It’s 9:05 a.m. on April 15. Kelsey Bell, a senior and editor-in-chief of the North Star, sits and listens to the names of six runner-ups for the National High School Journalist of the Year Award.
After Bell won Missouri State Journalist of the Year, Manfull decided to take her and a several other editors from the program to Spring Nationals in Seattle.
FHN Journalism Adviser Aaron Manfull, eight students from staff, and thousands of other students from all over the nation now sit with anticipation.
Wayna Polk, head of the Journalism Education Association Scholarship Committee, reads the judges’ assessment of the Journalist of the Year’s portfolio from the podium. There were strong elements of theme, color, and font, they note. Polk mentions a cyber awareness package in the portfolio. Some ears perk up. Bell had designed a cyber awareness section for the newspaper a few years ago. Then, remembering a lot of schools had covered cyberbullying, some slump back down. The announcer reads off other achievements. Then:
“Join me in congratulating the 2012 JEA High School Journalist of the Year, Kelsey Bell.”

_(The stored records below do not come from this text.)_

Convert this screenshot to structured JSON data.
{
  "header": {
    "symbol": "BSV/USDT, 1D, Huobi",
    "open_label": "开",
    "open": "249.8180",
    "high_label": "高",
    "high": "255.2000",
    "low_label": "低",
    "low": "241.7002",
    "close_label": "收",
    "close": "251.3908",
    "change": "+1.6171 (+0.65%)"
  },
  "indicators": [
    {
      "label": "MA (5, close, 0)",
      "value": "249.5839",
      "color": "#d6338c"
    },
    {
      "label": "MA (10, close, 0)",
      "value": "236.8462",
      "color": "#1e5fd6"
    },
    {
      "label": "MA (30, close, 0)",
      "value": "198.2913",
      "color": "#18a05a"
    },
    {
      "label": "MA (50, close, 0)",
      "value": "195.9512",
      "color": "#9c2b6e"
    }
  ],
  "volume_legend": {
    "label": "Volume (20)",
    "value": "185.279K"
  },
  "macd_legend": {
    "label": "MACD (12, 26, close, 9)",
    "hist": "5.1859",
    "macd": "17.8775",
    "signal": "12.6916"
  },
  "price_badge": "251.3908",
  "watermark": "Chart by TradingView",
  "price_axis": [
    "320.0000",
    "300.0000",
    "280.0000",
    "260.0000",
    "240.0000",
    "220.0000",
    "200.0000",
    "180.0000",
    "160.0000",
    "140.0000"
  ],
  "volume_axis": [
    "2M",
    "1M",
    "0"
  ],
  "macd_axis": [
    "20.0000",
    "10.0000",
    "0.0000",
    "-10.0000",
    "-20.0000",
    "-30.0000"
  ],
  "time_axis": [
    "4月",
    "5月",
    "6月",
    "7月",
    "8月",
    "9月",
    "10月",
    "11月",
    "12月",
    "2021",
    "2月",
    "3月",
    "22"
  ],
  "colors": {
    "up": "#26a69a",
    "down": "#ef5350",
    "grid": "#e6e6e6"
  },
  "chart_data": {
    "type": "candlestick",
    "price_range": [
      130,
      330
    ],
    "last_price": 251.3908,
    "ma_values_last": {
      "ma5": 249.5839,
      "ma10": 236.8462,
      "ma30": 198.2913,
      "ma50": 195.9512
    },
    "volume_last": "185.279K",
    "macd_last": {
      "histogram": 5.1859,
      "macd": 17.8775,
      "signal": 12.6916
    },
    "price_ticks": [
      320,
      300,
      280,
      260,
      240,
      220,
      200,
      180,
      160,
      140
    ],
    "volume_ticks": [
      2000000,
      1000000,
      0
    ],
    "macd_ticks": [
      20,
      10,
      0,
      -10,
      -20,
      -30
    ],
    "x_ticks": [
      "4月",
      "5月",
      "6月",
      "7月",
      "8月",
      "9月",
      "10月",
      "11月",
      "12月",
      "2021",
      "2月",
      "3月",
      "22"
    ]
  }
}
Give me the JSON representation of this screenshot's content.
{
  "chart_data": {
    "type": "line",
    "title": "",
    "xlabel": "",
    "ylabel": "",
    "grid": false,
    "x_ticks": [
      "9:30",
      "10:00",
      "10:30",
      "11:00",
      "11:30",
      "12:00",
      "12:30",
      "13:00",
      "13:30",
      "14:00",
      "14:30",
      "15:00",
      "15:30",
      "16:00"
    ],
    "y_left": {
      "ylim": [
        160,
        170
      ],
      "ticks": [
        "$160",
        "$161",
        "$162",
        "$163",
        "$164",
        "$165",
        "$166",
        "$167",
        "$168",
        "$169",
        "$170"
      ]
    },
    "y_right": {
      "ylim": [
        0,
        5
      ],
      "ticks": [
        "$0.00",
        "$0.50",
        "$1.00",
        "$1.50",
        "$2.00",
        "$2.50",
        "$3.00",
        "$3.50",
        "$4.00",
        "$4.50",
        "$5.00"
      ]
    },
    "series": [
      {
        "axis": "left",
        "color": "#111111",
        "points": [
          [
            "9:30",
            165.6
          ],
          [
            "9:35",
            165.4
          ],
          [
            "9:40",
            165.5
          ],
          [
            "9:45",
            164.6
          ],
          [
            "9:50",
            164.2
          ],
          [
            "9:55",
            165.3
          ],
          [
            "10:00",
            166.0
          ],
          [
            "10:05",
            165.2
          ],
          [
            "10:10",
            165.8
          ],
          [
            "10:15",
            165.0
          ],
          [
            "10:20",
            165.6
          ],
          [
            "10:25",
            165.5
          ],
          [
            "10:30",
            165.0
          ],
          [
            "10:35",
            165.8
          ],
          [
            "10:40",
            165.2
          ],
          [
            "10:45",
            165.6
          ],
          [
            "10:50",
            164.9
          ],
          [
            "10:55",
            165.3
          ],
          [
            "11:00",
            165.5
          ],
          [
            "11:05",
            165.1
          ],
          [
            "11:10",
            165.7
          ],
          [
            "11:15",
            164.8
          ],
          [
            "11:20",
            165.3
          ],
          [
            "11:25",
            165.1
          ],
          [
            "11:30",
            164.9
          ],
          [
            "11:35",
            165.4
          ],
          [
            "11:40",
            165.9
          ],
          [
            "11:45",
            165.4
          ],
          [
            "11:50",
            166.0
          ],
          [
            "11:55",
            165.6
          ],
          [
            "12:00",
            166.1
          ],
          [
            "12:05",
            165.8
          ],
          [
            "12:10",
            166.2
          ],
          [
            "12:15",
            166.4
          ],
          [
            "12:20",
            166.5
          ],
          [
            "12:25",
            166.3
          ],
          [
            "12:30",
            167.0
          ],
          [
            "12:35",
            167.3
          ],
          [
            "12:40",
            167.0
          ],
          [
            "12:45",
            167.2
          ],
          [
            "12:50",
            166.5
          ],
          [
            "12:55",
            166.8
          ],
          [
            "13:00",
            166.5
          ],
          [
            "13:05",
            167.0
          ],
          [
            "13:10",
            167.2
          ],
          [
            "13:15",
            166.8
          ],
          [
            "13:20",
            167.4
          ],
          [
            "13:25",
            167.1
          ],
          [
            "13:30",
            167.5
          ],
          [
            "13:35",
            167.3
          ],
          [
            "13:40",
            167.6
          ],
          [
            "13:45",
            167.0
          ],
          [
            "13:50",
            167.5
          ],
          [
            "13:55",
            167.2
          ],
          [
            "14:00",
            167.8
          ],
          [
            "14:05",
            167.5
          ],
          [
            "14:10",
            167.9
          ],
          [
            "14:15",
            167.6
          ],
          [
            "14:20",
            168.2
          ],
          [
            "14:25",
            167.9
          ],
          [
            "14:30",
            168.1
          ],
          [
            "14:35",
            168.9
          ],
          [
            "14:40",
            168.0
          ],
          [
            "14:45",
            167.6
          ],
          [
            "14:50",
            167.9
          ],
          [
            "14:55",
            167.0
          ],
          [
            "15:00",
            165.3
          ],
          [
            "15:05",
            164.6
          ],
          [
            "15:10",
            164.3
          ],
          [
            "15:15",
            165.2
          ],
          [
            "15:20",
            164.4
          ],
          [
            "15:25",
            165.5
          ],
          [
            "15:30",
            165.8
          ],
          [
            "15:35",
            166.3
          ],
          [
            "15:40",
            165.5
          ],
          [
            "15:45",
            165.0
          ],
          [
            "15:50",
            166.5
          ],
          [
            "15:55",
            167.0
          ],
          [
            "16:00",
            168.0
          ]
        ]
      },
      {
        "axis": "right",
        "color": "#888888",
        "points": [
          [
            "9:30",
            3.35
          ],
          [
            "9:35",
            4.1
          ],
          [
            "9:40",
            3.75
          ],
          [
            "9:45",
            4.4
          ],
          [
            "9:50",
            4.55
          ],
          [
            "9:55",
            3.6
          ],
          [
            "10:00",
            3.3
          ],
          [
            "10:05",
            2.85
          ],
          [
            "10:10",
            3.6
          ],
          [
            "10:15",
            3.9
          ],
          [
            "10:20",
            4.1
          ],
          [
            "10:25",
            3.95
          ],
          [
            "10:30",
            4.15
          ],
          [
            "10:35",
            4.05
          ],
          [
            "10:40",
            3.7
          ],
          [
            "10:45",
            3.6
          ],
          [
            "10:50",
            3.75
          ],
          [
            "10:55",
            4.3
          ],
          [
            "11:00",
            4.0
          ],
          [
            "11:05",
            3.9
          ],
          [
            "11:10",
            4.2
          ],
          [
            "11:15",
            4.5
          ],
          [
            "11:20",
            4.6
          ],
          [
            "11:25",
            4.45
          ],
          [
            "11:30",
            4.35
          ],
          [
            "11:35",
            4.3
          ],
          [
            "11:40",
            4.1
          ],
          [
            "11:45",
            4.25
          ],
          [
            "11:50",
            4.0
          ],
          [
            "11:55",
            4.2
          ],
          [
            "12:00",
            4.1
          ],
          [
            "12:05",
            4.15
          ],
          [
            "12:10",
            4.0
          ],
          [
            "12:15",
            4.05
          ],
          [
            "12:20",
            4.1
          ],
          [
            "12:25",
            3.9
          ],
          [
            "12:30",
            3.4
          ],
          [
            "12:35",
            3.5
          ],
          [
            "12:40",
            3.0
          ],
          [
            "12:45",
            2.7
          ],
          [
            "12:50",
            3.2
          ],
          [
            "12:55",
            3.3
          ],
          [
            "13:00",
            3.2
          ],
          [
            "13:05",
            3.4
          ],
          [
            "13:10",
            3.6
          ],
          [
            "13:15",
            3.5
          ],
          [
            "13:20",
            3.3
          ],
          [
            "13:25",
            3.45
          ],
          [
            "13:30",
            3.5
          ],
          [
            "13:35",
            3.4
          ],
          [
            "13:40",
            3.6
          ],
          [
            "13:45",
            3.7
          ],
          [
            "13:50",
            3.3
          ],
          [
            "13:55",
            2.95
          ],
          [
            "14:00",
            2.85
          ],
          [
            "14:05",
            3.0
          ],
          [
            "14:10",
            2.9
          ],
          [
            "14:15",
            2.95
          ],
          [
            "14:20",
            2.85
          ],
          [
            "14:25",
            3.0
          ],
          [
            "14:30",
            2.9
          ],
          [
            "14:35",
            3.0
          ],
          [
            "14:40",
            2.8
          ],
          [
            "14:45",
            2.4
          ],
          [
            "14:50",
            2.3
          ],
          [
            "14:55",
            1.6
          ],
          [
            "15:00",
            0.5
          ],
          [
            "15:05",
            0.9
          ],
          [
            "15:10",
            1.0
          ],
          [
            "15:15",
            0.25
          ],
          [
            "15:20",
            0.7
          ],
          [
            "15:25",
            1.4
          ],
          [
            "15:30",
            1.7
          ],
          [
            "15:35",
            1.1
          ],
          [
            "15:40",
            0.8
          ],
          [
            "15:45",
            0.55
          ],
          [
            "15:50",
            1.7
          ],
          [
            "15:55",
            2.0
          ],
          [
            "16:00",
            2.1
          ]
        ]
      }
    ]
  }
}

Bell hears these words. Manfull hears these words. And so do the other eight. But the words don’t register.
At least not at first.
Then, it hits them and Bell doubles over and Manfull has tears in his eyes and the others on staff stumble up to their feet to clap.
“I was shocked, thrilled, surprised, excited and happy for her all at once,” Manfull said. “I just know how hard she worked and how she’s helped people, her peers in the room, and I was just really happy.”

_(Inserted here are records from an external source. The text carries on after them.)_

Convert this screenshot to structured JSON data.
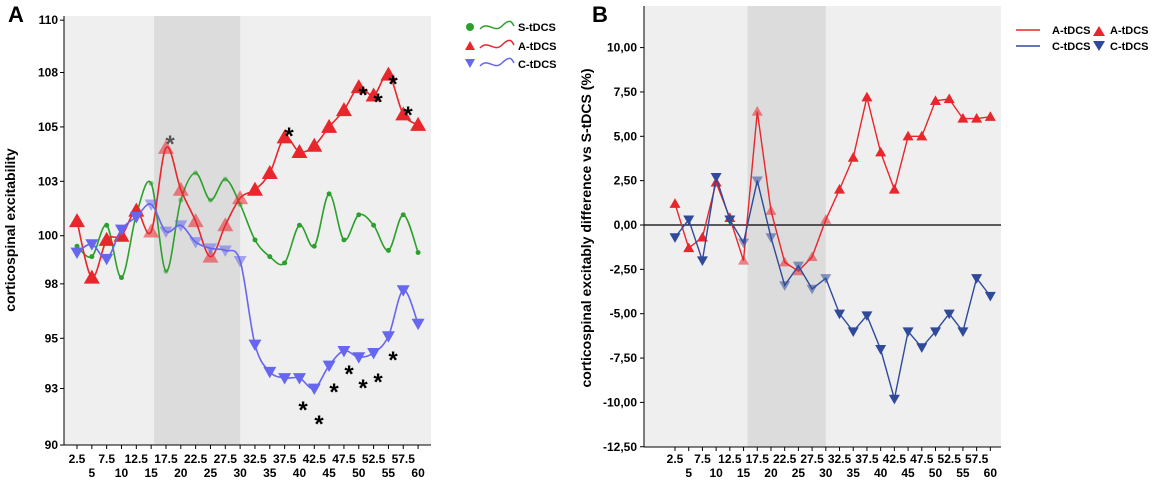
{
  "colors": {
    "sham": "#2ca02c",
    "anodal": "#e8262c",
    "cathodal": "#6666ee",
    "cathodal_diff": "#2f4a9a",
    "panel_bg": "#efefef",
    "shade": "#dcdcdc"
  },
  "chart_data": [
    {
      "type": "line",
      "panel_label": "A",
      "ylabel": "corticospinal excitability",
      "xlabel": "",
      "x_ticks_top": [
        "2.5",
        "7.5",
        "12.5",
        "17.5",
        "22.5",
        "27.5",
        "32.5",
        "37.5",
        "42.5",
        "47.5",
        "52.5",
        "57.5"
      ],
      "x_ticks_bottom": [
        "5",
        "10",
        "15",
        "20",
        "25",
        "30",
        "35",
        "40",
        "45",
        "50",
        "55",
        "60"
      ],
      "x": [
        2.5,
        5,
        7.5,
        10,
        12.5,
        15,
        17.5,
        20,
        22.5,
        25,
        27.5,
        30,
        32.5,
        35,
        37.5,
        40,
        42.5,
        45,
        47.5,
        50,
        52.5,
        55,
        57.5,
        60
      ],
      "y_ticks": [
        "90",
        "93",
        "95",
        "98",
        "100",
        "103",
        "105",
        "108",
        "110"
      ],
      "ylim": [
        90,
        110.5
      ],
      "shaded_region": [
        15,
        30
      ],
      "series": [
        {
          "name": "S-tDCS",
          "marker": "circle",
          "values": [
            99.5,
            99,
            100.5,
            98,
            101,
            102.5,
            98.3,
            101.7,
            103,
            101.7,
            102.7,
            101.5,
            99.8,
            99,
            98.7,
            100.5,
            99.5,
            102,
            99.8,
            101,
            100.5,
            99.3,
            101,
            99.2
          ]
        },
        {
          "name": "A-tDCS",
          "marker": "triangle-up",
          "values": [
            100.7,
            98,
            99.8,
            100,
            101.2,
            100.2,
            104.2,
            102.2,
            100.7,
            99,
            100.5,
            101.8,
            102.2,
            103,
            104.7,
            104,
            104.3,
            105.2,
            106,
            107.1,
            106.7,
            107.7,
            105.8,
            105.3
          ]
        },
        {
          "name": "C-tDCS",
          "marker": "triangle-down",
          "values": [
            99.2,
            99.6,
            98.9,
            100.3,
            100.9,
            101.5,
            100.2,
            100.5,
            99.7,
            99.4,
            99.3,
            98.8,
            94.8,
            93.5,
            93.2,
            93.2,
            92.7,
            93.8,
            94.5,
            94.2,
            94.4,
            95.2,
            97.4,
            95.8
          ]
        }
      ],
      "annotations": [
        "*",
        "*",
        "*",
        "*",
        "*",
        "*",
        "*",
        "*",
        "*",
        "*",
        "*",
        "*",
        "*",
        "*",
        "*"
      ]
    },
    {
      "type": "line",
      "panel_label": "B",
      "ylabel": "corticospinal excitably difference vs S-tDCS (%)",
      "xlabel": "",
      "x_ticks_top": [
        "2.5",
        "7.5",
        "12.5",
        "17.5",
        "22.5",
        "27.5",
        "32.5",
        "37.5",
        "42.5",
        "47.5",
        "52.5",
        "57.5"
      ],
      "x_ticks_bottom": [
        "5",
        "10",
        "15",
        "20",
        "25",
        "30",
        "35",
        "40",
        "45",
        "50",
        "55",
        "60"
      ],
      "x": [
        2.5,
        5,
        7.5,
        10,
        12.5,
        15,
        17.5,
        20,
        22.5,
        25,
        27.5,
        30,
        32.5,
        35,
        37.5,
        40,
        42.5,
        45,
        47.5,
        50,
        52.5,
        55,
        57.5,
        60
      ],
      "y_ticks": [
        "10,00",
        "7,50",
        "5,00",
        "2,50",
        "0,00",
        "-2,50",
        "-5,00",
        "-7,50",
        "-10,00",
        "-12,50"
      ],
      "ylim": [
        -12.5,
        12.4
      ],
      "shaded_region": [
        15,
        30
      ],
      "zero_line": 0,
      "series": [
        {
          "name": "A-tDCS",
          "marker": "triangle-up",
          "values": [
            1.2,
            -1.3,
            -0.7,
            2.4,
            0.4,
            -2,
            6.4,
            0.8,
            -2.1,
            -2.6,
            -1.8,
            0.3,
            2,
            3.8,
            7.2,
            4.1,
            2,
            5,
            5,
            7,
            7.1,
            6,
            6,
            6.1
          ]
        },
        {
          "name": "C-tDCS",
          "marker": "triangle-down",
          "values": [
            -0.7,
            0.3,
            -2,
            2.7,
            0.3,
            -1,
            2.5,
            -0.7,
            -3.4,
            -2.3,
            -3.6,
            -3,
            -5,
            -6,
            -5.1,
            -7,
            -9.8,
            -6,
            -6.9,
            -6,
            -5,
            -6,
            -3,
            -4
          ]
        }
      ]
    }
  ]
}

This award means a lot not only to Bell but to the rest of FHN media department.
“It’s so cool that everyone works so hard all the time and I couldn’t be happier to share this exciting moment with everyone who helped me get there,” Bell said. “I really do think it was not just me, it was everyone in the program.”
Along with winning the title of Journalist of the Year, Bell received a $5,000 scholarship and the opportunity to speak at 2013 Spring Nationals in San Francisco.
“The scholarship money that goes with it is just incredible and will help her out with college expenses,” Manfull said. “Beyond that, I think it helps give her even more confidence of her amazing abilities and will help her get her foot in the door a few more places.”
Bell has plans to attend either the University of Ohio or Indiana this fall.
“I do know I want to be doing what I’m doing and it’s going to be sad to leave 026 but I’m ready to to go on and find a place in a different newspaper somewhere,” Bell said. “Hopefully it’s like 026. It won’t be the same but hopefully it will remind me of it.”